There was another girl from a year behind me too. But the fact is, I don’t even remember her name. She went to my high school and her family attended the same church but she lived somewhere far off from where we lived, on the other side of the school intake area. I remember she spent the night at our house on a couple of occasions and we used to go out out places on weekend days. She didn’t get on well with her parents and she had several younger siblings. And I don’t remember her name. So I guess that was more of a brief acquaintance than a friendship.
I used to think I would remember certain people or places or events with great clarity forever. I think my memories from college are the closest I get to that ideal. It helps that I was more intimately acquainted with a number of people during those years. Most I knew from our dorm and the others I mostly knew as associates of people from our dorm. By this time I was also writing a journal of sorts, rather haphazardly. One year I happened to make a list of everyone in the dorm and I wrote something about everyone. I only did it the one year but I have occasionally found that list while rereading the journal and it was good to actually remember just about every person on the list in some sort of way. I’ve continued to keep various journals over the years and rereading them is quite useful at keeping some memories from disappearing into the abyss of my brain’s archives. I’m think maybe I will start writing privately in a book or notebook about people I know now. It might come in useful one day when I am struggling to come up more than just a vague idea of who these people I once knew were.
2 Comments
eValerie
I hear you! I have boxes of photos that I always meant to put into a photo album and label “someday.” I thought I’d remember all of the people in the pictures forever. Today I’m scared to open them, because I might not remember anybody at all in the pictures, and that would be disturbing.
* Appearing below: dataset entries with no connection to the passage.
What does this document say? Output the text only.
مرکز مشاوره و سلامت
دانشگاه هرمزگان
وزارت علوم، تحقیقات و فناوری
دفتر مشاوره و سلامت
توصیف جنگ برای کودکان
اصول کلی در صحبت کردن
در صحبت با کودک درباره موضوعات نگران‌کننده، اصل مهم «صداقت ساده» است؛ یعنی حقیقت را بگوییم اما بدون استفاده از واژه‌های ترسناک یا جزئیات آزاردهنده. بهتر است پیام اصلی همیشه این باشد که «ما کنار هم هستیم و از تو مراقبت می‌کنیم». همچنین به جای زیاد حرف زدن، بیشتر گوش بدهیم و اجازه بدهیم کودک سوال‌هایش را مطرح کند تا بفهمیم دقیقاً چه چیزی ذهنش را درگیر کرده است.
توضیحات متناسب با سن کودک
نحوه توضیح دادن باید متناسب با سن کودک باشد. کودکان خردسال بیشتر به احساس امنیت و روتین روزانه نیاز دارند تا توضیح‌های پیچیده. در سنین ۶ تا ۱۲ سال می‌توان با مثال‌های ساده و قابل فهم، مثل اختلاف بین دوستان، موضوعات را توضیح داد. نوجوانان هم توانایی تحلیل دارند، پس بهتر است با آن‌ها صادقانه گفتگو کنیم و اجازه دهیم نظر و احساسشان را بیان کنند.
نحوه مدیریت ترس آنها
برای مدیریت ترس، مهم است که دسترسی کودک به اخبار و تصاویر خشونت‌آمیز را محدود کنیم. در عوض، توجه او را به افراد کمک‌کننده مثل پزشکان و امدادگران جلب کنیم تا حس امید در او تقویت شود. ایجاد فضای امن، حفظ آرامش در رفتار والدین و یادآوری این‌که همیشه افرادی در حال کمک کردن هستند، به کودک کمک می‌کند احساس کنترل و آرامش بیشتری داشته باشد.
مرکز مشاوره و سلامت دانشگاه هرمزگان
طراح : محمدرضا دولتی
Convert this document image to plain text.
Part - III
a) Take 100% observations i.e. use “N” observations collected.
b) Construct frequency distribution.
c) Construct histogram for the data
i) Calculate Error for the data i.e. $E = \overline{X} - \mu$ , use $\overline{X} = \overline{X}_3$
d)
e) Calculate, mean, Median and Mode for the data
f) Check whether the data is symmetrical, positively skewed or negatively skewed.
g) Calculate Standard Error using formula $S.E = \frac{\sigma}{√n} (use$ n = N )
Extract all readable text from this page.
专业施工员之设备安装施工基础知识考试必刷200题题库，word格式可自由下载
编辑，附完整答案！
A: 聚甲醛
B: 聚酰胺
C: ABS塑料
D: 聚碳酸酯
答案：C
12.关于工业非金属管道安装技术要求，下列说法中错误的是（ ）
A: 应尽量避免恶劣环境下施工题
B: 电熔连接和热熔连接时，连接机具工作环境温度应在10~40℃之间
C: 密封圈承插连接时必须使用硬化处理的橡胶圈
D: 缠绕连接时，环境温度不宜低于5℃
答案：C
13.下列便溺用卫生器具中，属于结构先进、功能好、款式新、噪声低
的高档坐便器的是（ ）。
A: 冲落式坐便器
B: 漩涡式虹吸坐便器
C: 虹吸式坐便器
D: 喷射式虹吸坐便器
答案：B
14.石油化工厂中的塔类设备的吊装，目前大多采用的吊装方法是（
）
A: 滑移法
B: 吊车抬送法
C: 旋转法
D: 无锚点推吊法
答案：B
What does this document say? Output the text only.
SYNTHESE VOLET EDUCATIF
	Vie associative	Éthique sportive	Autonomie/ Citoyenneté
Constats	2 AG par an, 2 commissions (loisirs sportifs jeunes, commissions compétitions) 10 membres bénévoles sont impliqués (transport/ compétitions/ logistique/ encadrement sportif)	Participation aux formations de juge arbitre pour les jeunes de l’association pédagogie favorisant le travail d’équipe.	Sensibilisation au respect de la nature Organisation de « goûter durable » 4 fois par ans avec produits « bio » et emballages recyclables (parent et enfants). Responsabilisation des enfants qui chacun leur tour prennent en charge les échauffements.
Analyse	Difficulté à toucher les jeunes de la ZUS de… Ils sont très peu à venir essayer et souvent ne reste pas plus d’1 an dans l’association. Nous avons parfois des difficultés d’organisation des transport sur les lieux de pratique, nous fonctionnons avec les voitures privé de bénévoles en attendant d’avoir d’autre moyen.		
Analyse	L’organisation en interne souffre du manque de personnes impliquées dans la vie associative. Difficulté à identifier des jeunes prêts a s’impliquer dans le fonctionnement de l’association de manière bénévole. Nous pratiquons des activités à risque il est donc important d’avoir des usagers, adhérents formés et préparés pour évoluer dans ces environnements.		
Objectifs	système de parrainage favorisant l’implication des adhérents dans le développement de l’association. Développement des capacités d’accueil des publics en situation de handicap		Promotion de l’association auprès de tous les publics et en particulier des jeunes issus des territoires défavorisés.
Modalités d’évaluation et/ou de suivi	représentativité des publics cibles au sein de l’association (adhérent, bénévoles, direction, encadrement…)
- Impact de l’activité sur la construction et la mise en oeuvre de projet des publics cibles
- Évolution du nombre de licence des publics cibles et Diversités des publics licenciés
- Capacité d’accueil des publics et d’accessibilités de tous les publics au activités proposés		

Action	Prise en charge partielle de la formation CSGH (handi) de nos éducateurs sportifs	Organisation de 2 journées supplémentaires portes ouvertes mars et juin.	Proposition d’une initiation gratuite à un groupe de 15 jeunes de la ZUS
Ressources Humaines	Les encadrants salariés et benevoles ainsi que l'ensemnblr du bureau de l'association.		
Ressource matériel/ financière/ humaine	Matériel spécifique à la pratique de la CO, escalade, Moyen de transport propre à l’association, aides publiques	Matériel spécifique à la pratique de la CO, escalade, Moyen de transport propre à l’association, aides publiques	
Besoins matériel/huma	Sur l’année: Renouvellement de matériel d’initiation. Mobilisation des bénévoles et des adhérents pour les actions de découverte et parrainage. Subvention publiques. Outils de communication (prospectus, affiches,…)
The security question for my high school class’s website asks people to enter the name of the principal from the first three years of high school. The idea is to only let in people who have some familiarity with the school, and not random spammers. The walls of the school, when we were there, were plastered with signs that said, “Big [nickname of principal] is watching you.” So I thought for sure people would remember the principal’s name or at least his nickname. A lot of people do, but also a lot of (very bright) people don’t remember it, and seem to think that it’s crazy to think that anybody at all *would* remember. I’m kind of intrigued by the different ways people’s memory works on this one very specific question.
Marie
Funny how those old times start to blur together after a while. After I got on facebook, I went looking for a few people from high school. I even managed to go to my old HS reunion, but recognized only a few distinctive names and faces. I’m in contact with maybe two people from my old HS, and a couple from my new. I’ve tried to find people from my college years, but other than a core of friends who have maintained contact, I can barely remember some of the names! I have had a couple of people contact me, which sometimes works out and sometimes not.
I have also been thinking of writing down some stories to keep my memory alive. On the other hand, although sometimes I get pulled into a particular memory and relive it, I feel like my present life is so distant from that past! I’m grateful for the contacts I still have but sometimes wonder about trying to relive glory days. I think I have started to let go much of my fierce nostalgia, which was as if I never wanted anything to change. The older I get, the more I understand my grandfather’s distain for keeping memorabilia! Strange, that.